It is amazing the stuff William and I have accumulated over twenty four years of marriage. About every five years, we purge the closets, cupboards, basement, and garage. We have a sale or haul the pile of unearthed stuff to one of our favorite charities. Every time we do this, we say, “There. We’re done. We’ve rid ourselves of everything we didn’t need or haven’t used.” And yet, somehow, the stuff manages to creep its way back in to our home, hiding in the closets and cupboards, piling up in the basement and garage. How does this happen?
The thing is Will and I don’t spend like we did in our younger days when we had the money and were completely irresponsible. In our defense, we also didn’t have a child for the first seven years. So yeah, we spent on ourselves. But as we’ve matured (notice I didn’t just say got older), our spending habits have been reigned in completely. Still, the stuff magically appears in our home.

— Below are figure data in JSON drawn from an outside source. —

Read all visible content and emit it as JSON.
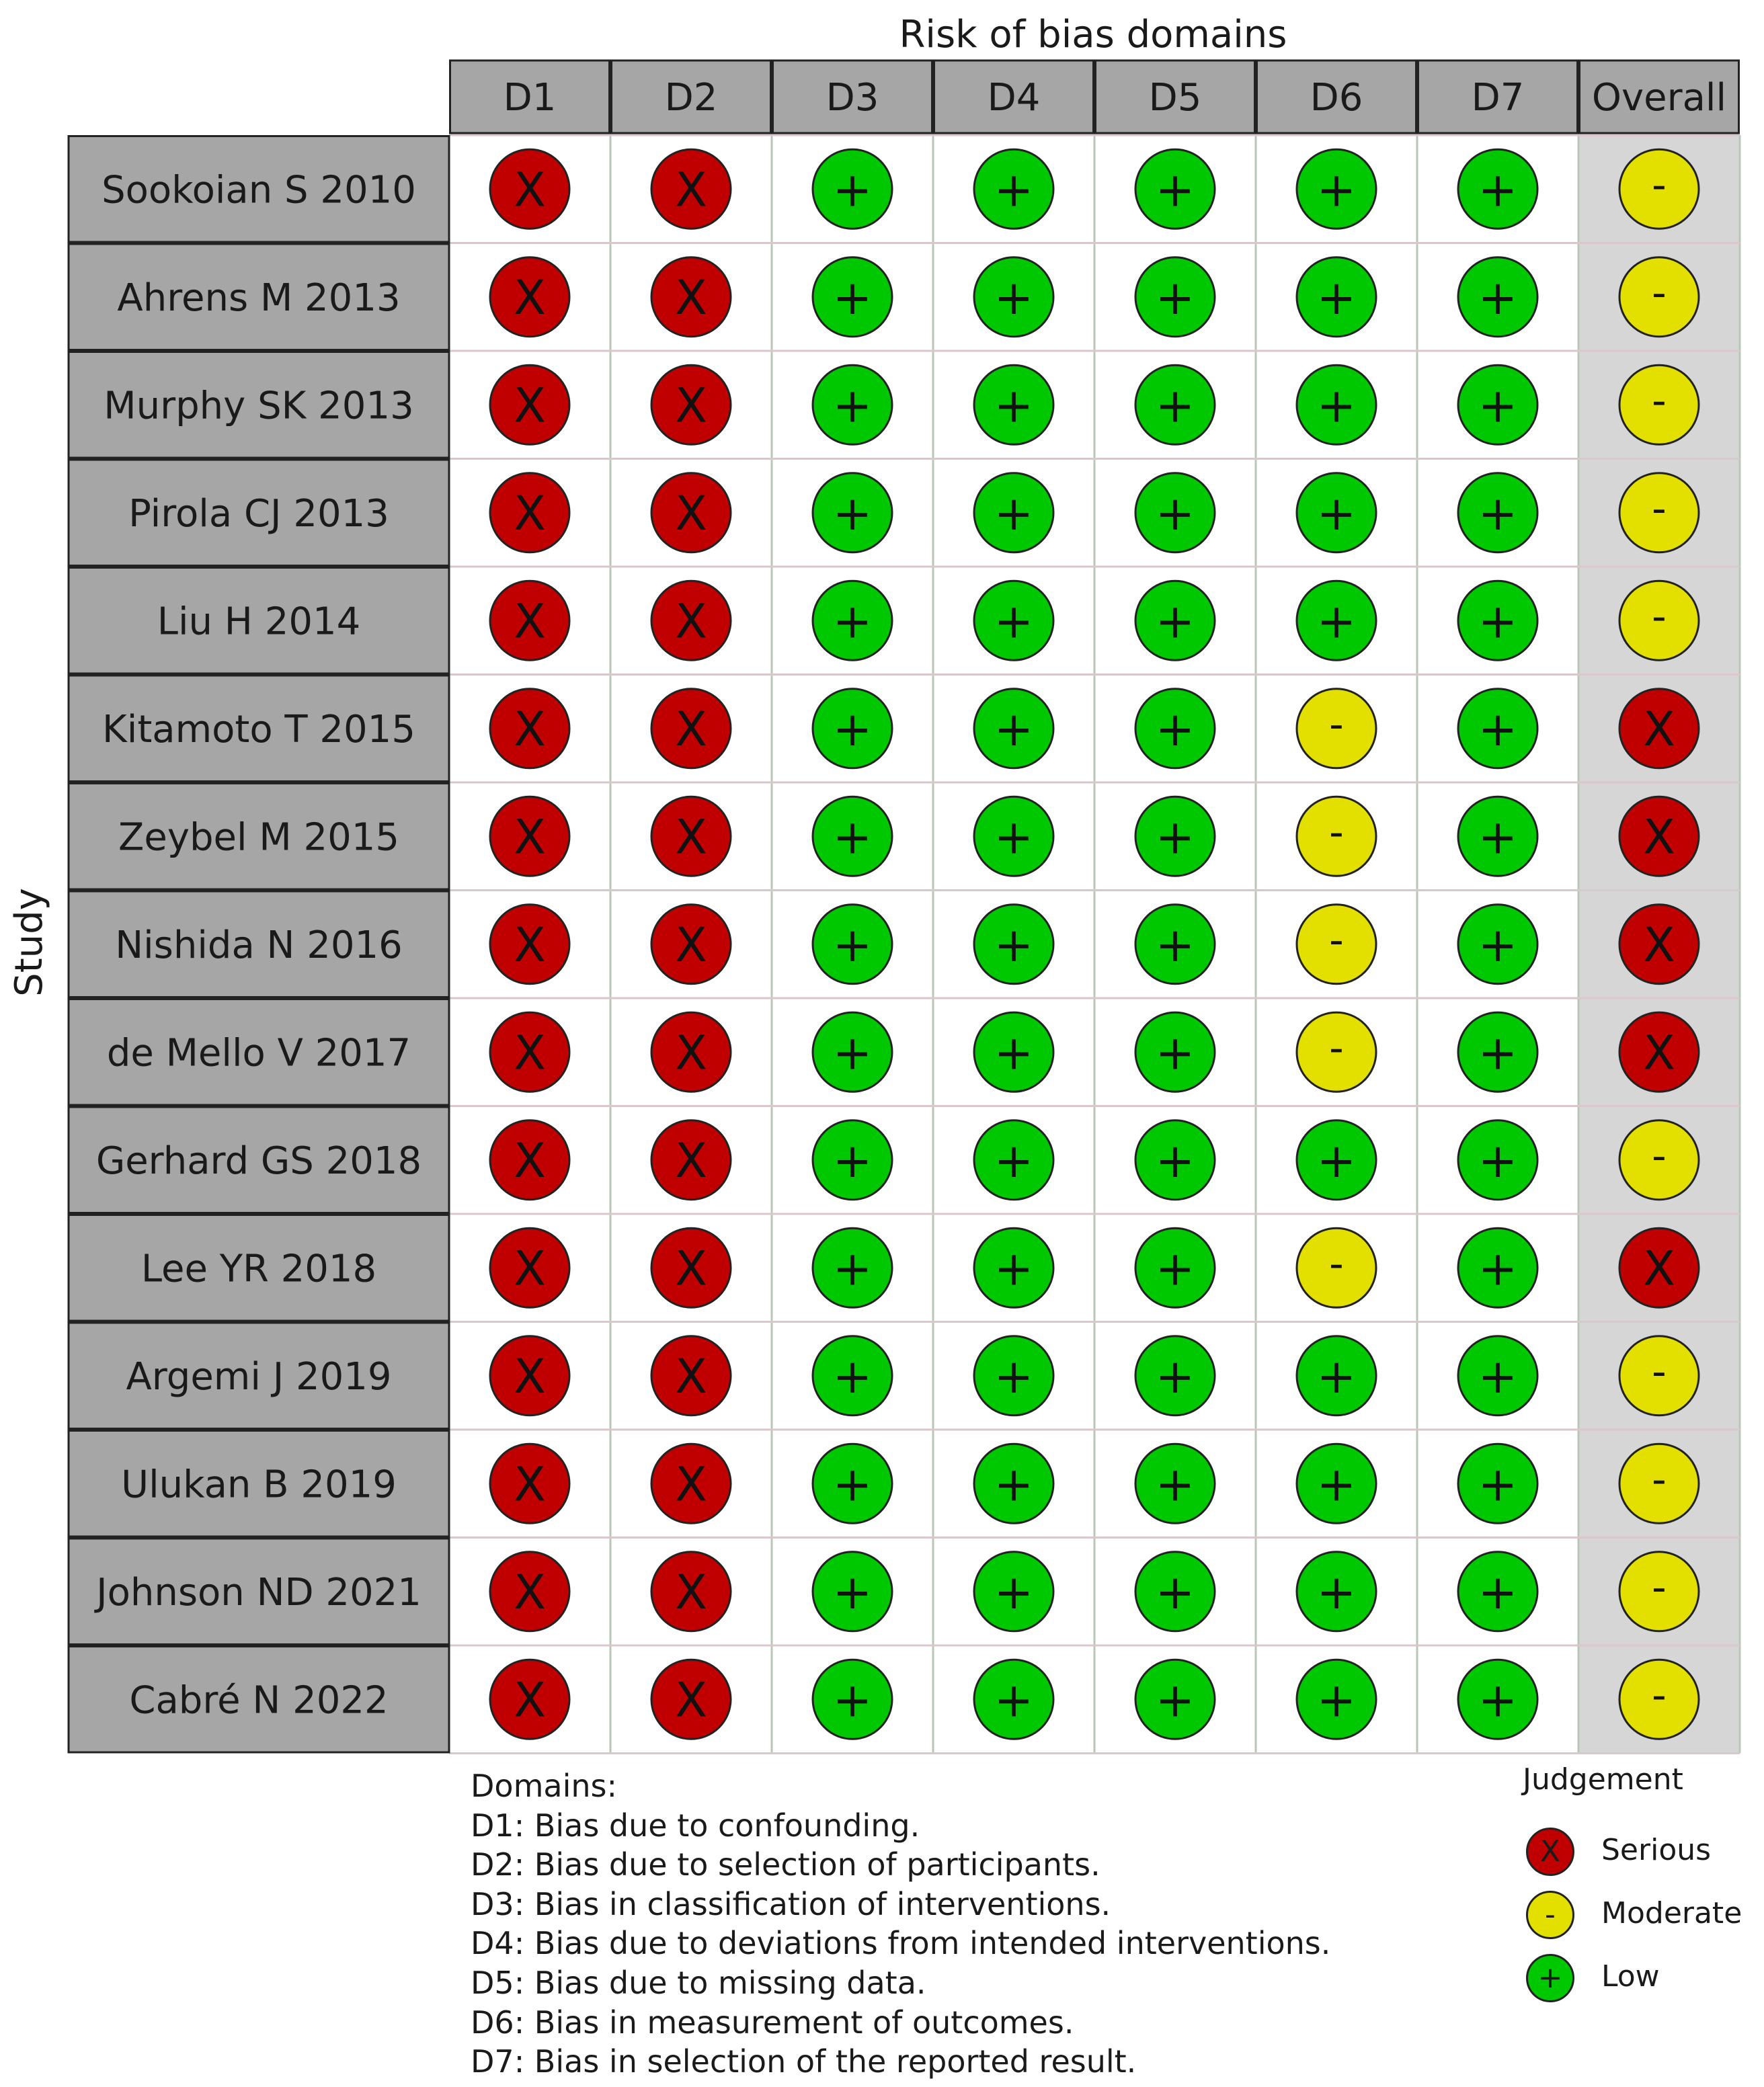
{
  "chart_data": {
    "type": "table",
    "title": "Risk of bias domains",
    "ylabel": "Study",
    "columns": [
      "D1",
      "D2",
      "D3",
      "D4",
      "D5",
      "D6",
      "D7",
      "Overall"
    ],
    "rows": [
      {
        "study": "Sookoian S 2010",
        "judgements": [
          "Serious",
          "Serious",
          "Low",
          "Low",
          "Low",
          "Low",
          "Low",
          "Moderate"
        ]
      },
      {
        "study": "Ahrens M 2013",
        "judgements": [
          "Serious",
          "Serious",
          "Low",
          "Low",
          "Low",
          "Low",
          "Low",
          "Moderate"
        ]
      },
      {
        "study": "Murphy SK 2013",
        "judgements": [
          "Serious",
          "Serious",
          "Low",
          "Low",
          "Low",
          "Low",
          "Low",
          "Moderate"
        ]
      },
      {
        "study": "Pirola CJ 2013",
        "judgements": [
          "Serious",
          "Serious",
          "Low",
          "Low",
          "Low",
          "Low",
          "Low",
          "Moderate"
        ]
      },
      {
        "study": "Liu H 2014",
        "judgements": [
          "Serious",
          "Serious",
          "Low",
          "Low",
          "Low",
          "Low",
          "Low",
          "Moderate"
        ]
      },
      {
        "study": "Kitamoto T 2015",
        "judgements": [
          "Serious",
          "Serious",
          "Low",
          "Low",
          "Low",
          "Moderate",
          "Low",
          "Serious"
        ]
      },
      {
        "study": "Zeybel M 2015",
        "judgements": [
          "Serious",
          "Serious",
          "Low",
          "Low",
          "Low",
          "Moderate",
          "Low",
          "Serious"
        ]
      },
      {
        "study": "Nishida N 2016",
        "judgements": [
          "Serious",
          "Serious",
          "Low",
          "Low",
          "Low",
          "Moderate",
          "Low",
          "Serious"
        ]
      },
      {
        "study": "de Mello V 2017",
        "judgements": [
          "Serious",
          "Serious",
          "Low",
          "Low",
          "Low",
          "Moderate",
          "Low",
          "Serious"
        ]
      },
      {
        "study": "Gerhard GS 2018",
        "judgements": [
          "Serious",
          "Serious",
          "Low",
          "Low",
          "Low",
          "Low",
          "Low",
          "Moderate"
        ]
      },
      {
        "study": "Lee YR 2018",
        "judgements": [
          "Serious",
          "Serious",
          "Low",
          "Low",
          "Low",
          "Moderate",
          "Low",
          "Serious"
        ]
      },
      {
        "study": "Argemi J 2019",
        "judgements": [
          "Serious",
          "Serious",
          "Low",
          "Low",
          "Low",
          "Low",
          "Low",
          "Moderate"
        ]
      },
      {
        "study": "Ulukan B 2019",
        "judgements": [
          "Serious",
          "Serious",
          "Low",
          "Low",
          "Low",
          "Low",
          "Low",
          "Moderate"
        ]
      },
      {
        "study": "Johnson ND 2021",
        "judgements": [
          "Serious",
          "Serious",
          "Low",
          "Low",
          "Low",
          "Low",
          "Low",
          "Moderate"
        ]
      },
      {
        "study": "Cabré N 2022",
        "judgements": [
          "Serious",
          "Serious",
          "Low",
          "Low",
          "Low",
          "Low",
          "Low",
          "Moderate"
        ]
      }
    ],
    "domains_heading": "Domains:",
    "domain_descriptions": [
      "D1: Bias due to confounding.",
      "D2: Bias due to selection of participants.",
      "D3: Bias in classification of interventions.",
      "D4: Bias due to deviations from intended interventions.",
      "D5: Bias due to missing data.",
      "D6: Bias in measurement of outcomes.",
      "D7: Bias in selection of the reported result."
    ],
    "legend": {
      "title": "Judgement",
      "placement": "bottom-right",
      "items": [
        {
          "label": "Serious",
          "symbol": "X",
          "color": "#c00000"
        },
        {
          "label": "Moderate",
          "symbol": "-",
          "color": "#e3e000"
        },
        {
          "label": "Low",
          "symbol": "+",
          "color": "#00c800"
        }
      ]
    }
  }
}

I’m not talking about the unexpected gifts one receives and upon opening says, “Oh…that’s so…lovely,” all the while thinking, This has garage sale item written all over it. Those items disappear immediately. (Right now my very much alive mother is digging her own grave so she can roll over in it all the while despairing of my bad manners.)

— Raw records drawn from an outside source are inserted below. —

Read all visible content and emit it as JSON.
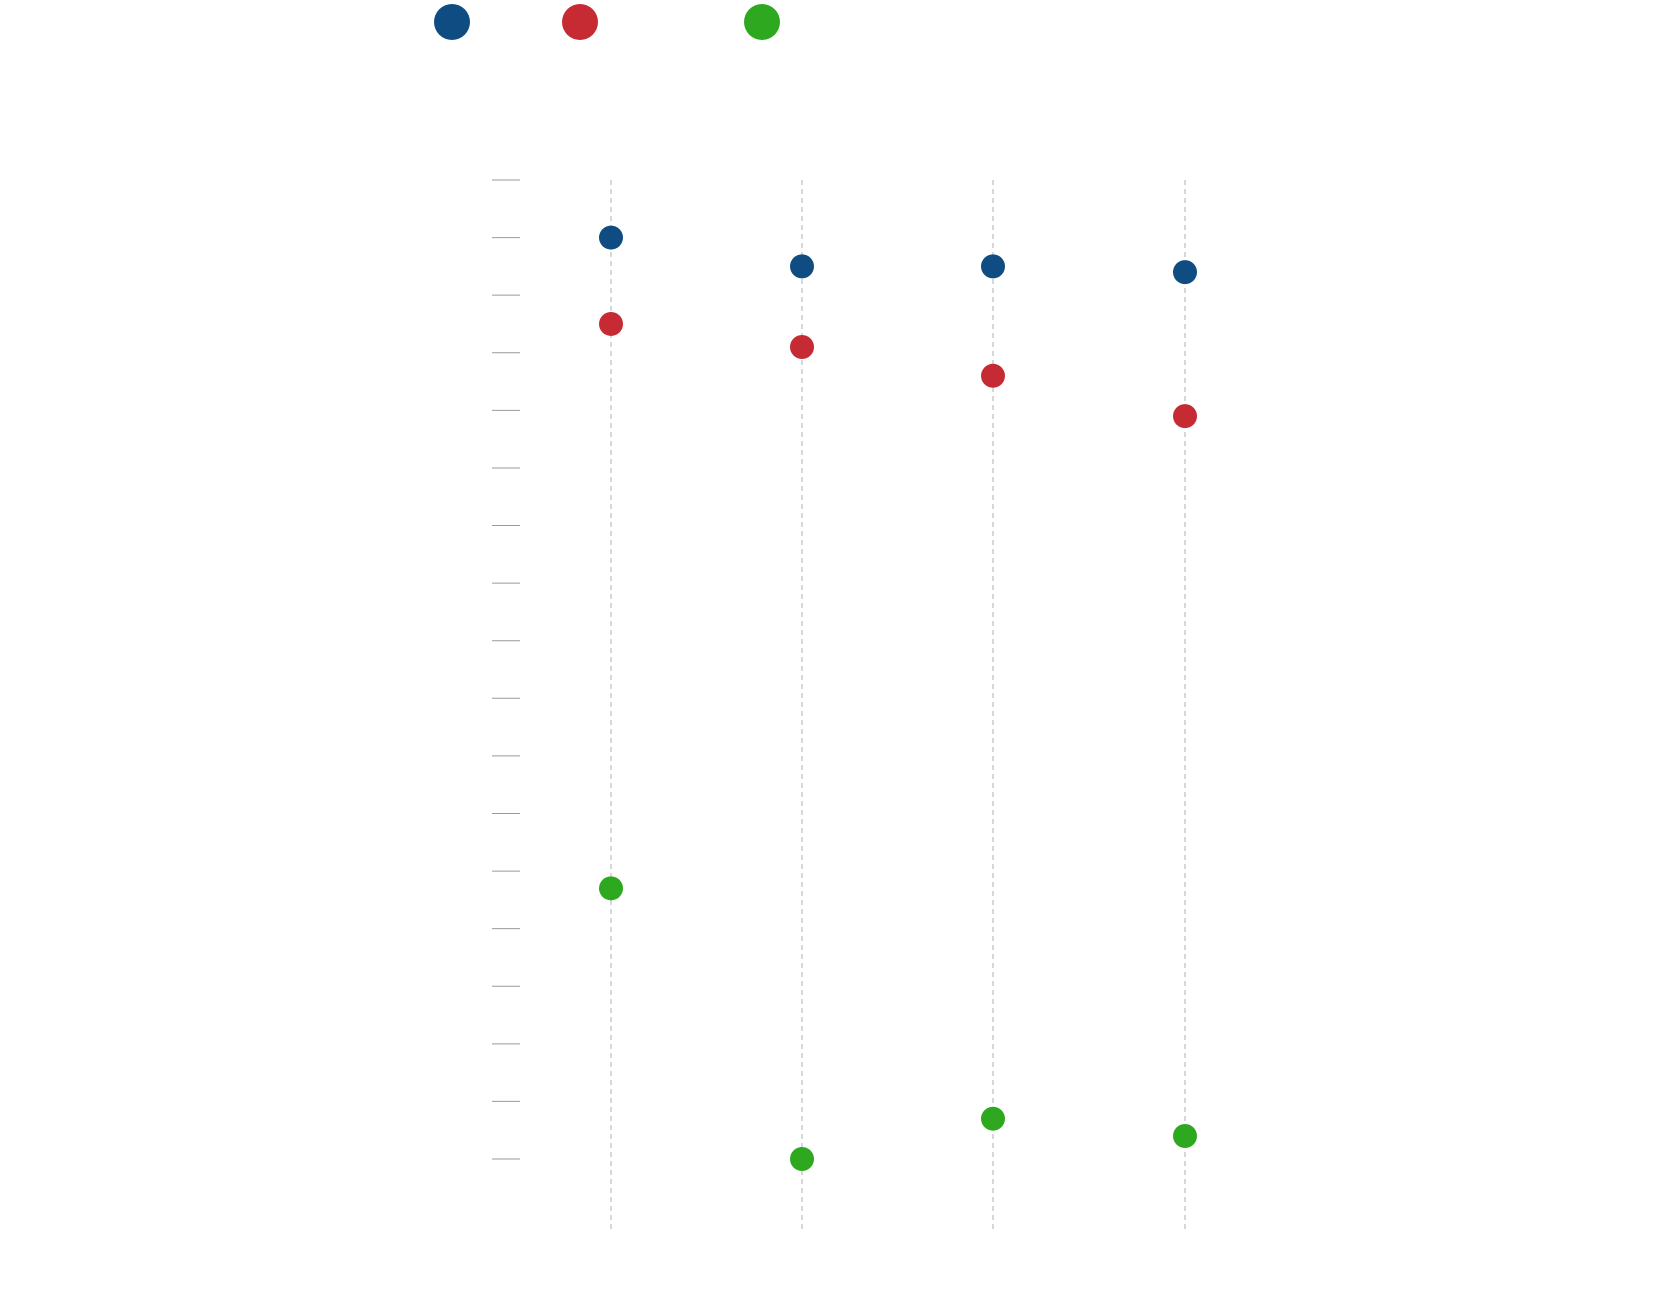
{
  "chart_data": {
    "type": "dot",
    "categories": [
      null,
      null,
      null,
      null
    ],
    "series": [
      {
        "color": "#0f4c81",
        "values": [
          16.0,
          15.5,
          15.5,
          15.4
        ]
      },
      {
        "color": "#c62a33",
        "values": [
          14.5,
          14.1,
          13.6,
          12.9
        ]
      },
      {
        "color": "#2ea81f",
        "values": [
          4.7,
          0.0,
          0.7,
          0.4
        ]
      }
    ],
    "ylim": [
      -1.25,
      17
    ],
    "yticks": [
      0,
      1,
      2,
      3,
      4,
      5,
      6,
      7,
      8,
      9,
      10,
      11,
      12,
      13,
      14,
      15,
      16,
      17
    ],
    "legend": "top-left"
  }
}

Will is on vacation this week, and it is the perfect time to rearrange the closet in the back bedroom where I have stored all sorts of home décor and mementos from our son’s baby years. My darling hubby takes up half of the closet we share with his dress and casual clothes, and now he needs another full closet for his works clothes. This means it is also time to move the shelf from the basement where his overflow of clothing is stored as well as empty the bins where he keeps his unmentionables. Remember: I have half a closet for all my dress and casual clothes, shoes, and lingerie. Is there something wrong with this picture?

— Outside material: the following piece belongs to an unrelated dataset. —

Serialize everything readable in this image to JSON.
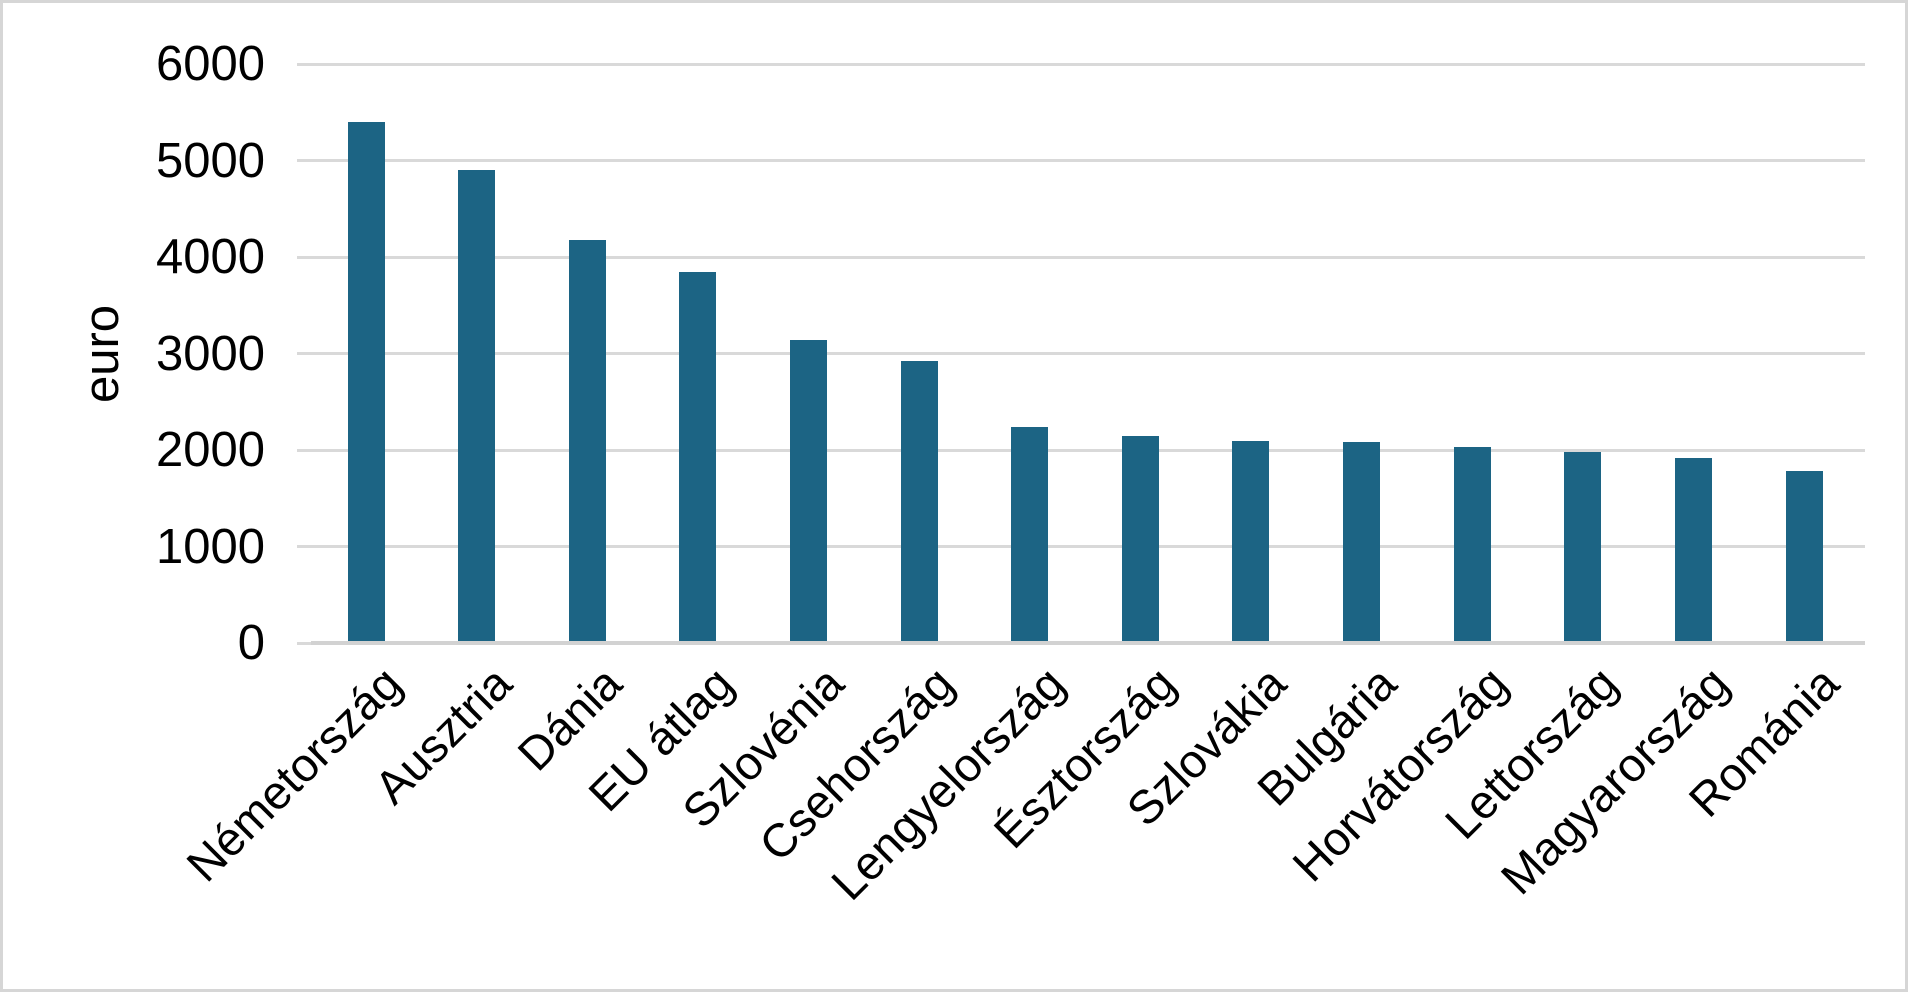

The job takes longer than I expect because I have to dust and sort the home décor and Joshua’s keepsakes into separate bins, and I discard a whole bunch of stuff I forgot we even owned. When combined with the things removed from the basement shelves, we part with a Victoria’s Secret purse given as a promotional item with a purchase of perfume, a vintage-looking hat stand, two egg trays I never used, a two-pound dumbbell whose mate went to Goodwill years ago, a mini-vacuum for electronics, a bag of tee-shirts, paint-by-number pictures Will’s Grandmother Richards painted, three Asian prints I swore I’d have framed someday, and on and on and on.
Why do we hold on to this stuff especially when it isn’t even the good stuff? Still, I’d like to think we received a reward for making the effort to clear our lives of so much junk. Will shifts the shelf in the basement and immediately realizes it must be swept off before I allow him to move it another inch. As I step closer to pick up what our two cats have knocked under the shelf, I spy something of incredible worth lying in the dust.
“Oh my gosh,” I scream as I squeeze past Will and the shelf, swipe the item off the floor, and crash into my canning jars. I break one of the jars, so now I’m hopping around on one foot, our son has come running down the stairs because he believes I’ve hurt myself, and William, who cannot see what I’m holding, is in a bit of a panic. He shouts at me to not cut myself on the broken jar. But my face is beaming and I’m laughing as I hold up a gold, circular band and say, “Look—I found your wedding ring!”
Two years ago, one of the cats (probably Henry) knocked Will’s wedding ring out of the cubby hole beneath our bathroom cabinet. When I noticed the ring wasn’t in the bathroom and hadn’t been placed in my jewelry box (where it belongs), I questioned Will. Long story short, we came to the conclusion that it had been batted down the sink or into the register vents, lost forever, my heart broken. Today, it has been restored to its proper place. No, not Will’s finger; he’s still employed in a warehouse doing work that would wreak havoc upon fine gold jewelry.
As I think back on the whole wonderful experience, I keep wondering why after two years of praying did I find Will’s wedding ring now? Yes, finding the ring is reward enough, but I also believe we learned the lesson of keeping our lives clutter free. Whether it’s physically, mentally, or spiritually, a clean life really does provide opportunity for extraordinary reward.